Graduating three of the best players in school history in forward Steve Zieja, center Pat Fitzsimons and point guard Ryan Faulkner, who collectively led the Jeffs to a school-record 87 wins, back-to-back NESCAC Championships and four straight NCAA Tournament berths, Amherst’s losses are significant. Zieja, a First-Team All-American and the 2003 NESCAC, ECAC and Northeast Region Player of the Year, is the leading scorer in Amherst history with 1,708 career points. Fitzsimons, a Second-Team All-NESCAC selection now playing professionally in Germany, graduates as Amherst’s career leader in field goal percentage (64.6%) and blocked shots (233) and is 12th on the college’s all-time scoring list (1,077 pts.). Faulkner is the Jeffs’ career assists leader (498) after dishing out 4.6 per game, the third most in the NESCAC, as a senior. Reserves Sulaiman Jenkins and Neil Somers, two of the program’s hardest workers, are also lost to graduation.
Adam Harper '04
Senior guard Adam Harper led the conference in steals and finished sixth in FT% as a junior.

Despite its considerable losses, Amherst’s cupboard is far from bare, especially in the backcourt.

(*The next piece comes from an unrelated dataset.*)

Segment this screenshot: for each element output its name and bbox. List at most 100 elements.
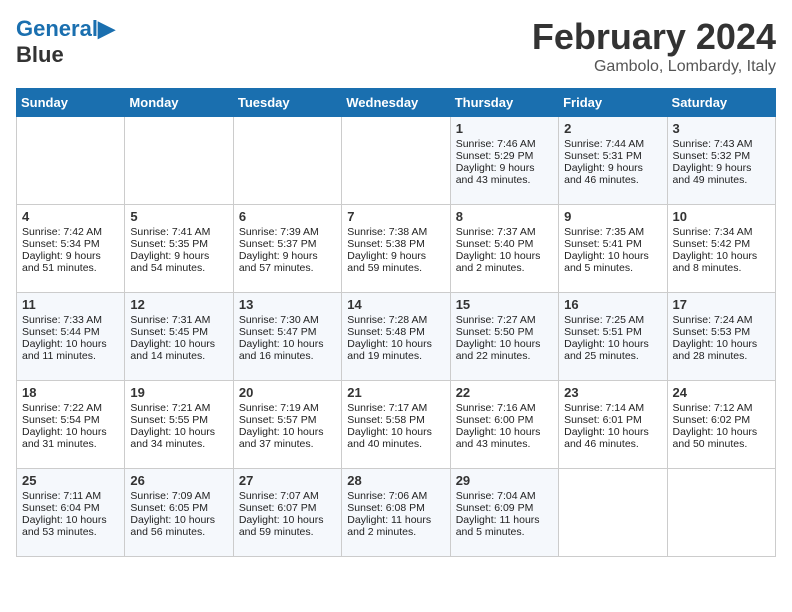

Senior tri-captain guards Adam Harper and John Donovan are both two-year starters with a wealth of experience. Harper, the 2003 NESCAC Defensive Player of the Year and a Second-Team All NESCAC pick, led the conference in steals (3.5 spg) and finished sixth in free throw percentage (.794) and 21st in scoring (12.4 ppg) as a junior. Donovan was ninth in three-point FG% (.417) and 10th in three-point field goals made (2.00/gm.), while averaging 9.8 points per game. Junior point guard Ray Corrigan is ready to fill the void left by Faulkner after finishing fifth in the NESCAC in assist/turnover ratio (2.44) and seventh in assists (3.39 apg) in 2002-03. Fellow junior Russell Lee, a slick left-handed shooter and penetrator, also returns, as does sophomore sharpshooter John Bedford, who averaged 5.7 points and played in all 29 games as a rookie. Look for sophomore southpaw Keith Zalaski and senior defensive stopper Frank Perry - a two-time All-NESCAC forward on the men’s soccer team - to contribute as well. Without the presence of a true big man, Hixon says the frontcourt will have to rely on its athleticism, which shouldn’t be a problem with the personnel returning. At the top of the list is 6-7 junior forward Andrew Schiel, a scoring threat on both the post and the perimeter who finished seventh in the NESCAC in three-point FG% (.429), eighth in blocked shots (1.18 bpg), 11th in free throw percentage (.772) and 22nd in scoring (12.4 ppg) last season. Senior forward Tim Jones (6-4, 225 lbs.) adds a strong defensive presence, finishing 13th in the NESCAC in blocked shots (0.82/gm) last season. Lanky 6-6 sophomore forward John Casnocha gained valuable experience as a first-year, averaging 2.8 points and 2.6 boards in just under 10 minutes per game, while 6-8 senior center Don Quinn returns for his final campaign with three years of postseason experience.

As if returning 11 quality players isn’t enough, the Jeffs add four stellar first-years in Dan Wheeler, Dan O’Shea, Tim McLaughlin and Jason Tucker, among others vying for roster spots. Wheeler, a 6-5 forward from Bloomington, Minn., is an outstanding inside-outside player, and O’Shea, a 6-6 center from nearby Central Catholic High School in Lawrence, Mass., was First-Team All-State as a prep senior and led the Raiders to a 25-1 record. McLaughlin, from Chatham, N.J., and Tucker, a Philadelphia native, both 6-4 guards, bring strength and size to the backcourt.

In addition to a nine-game NESCAC slate, Amherst will play in a pair of tournaments in 2003-04, hosting the season-opening Ken Wright ’52 Memorial Invitational and traveling to Springfield College for the for the Third-Annual Pioneer Valley Classic. As usual, the Jeffs will face a slew of tough non-conference foes, highlighted by a December 2 matchup at Clark University, which advanced to the NCAA Elite Eight in 2002. The fourth installment of the NESCAC Championship Tournament tips off on Saturday, February 21, with an automatic bid to the NCAA Tournament at stake (Amherst is 8-1 all-time in NESCAC Tournament play).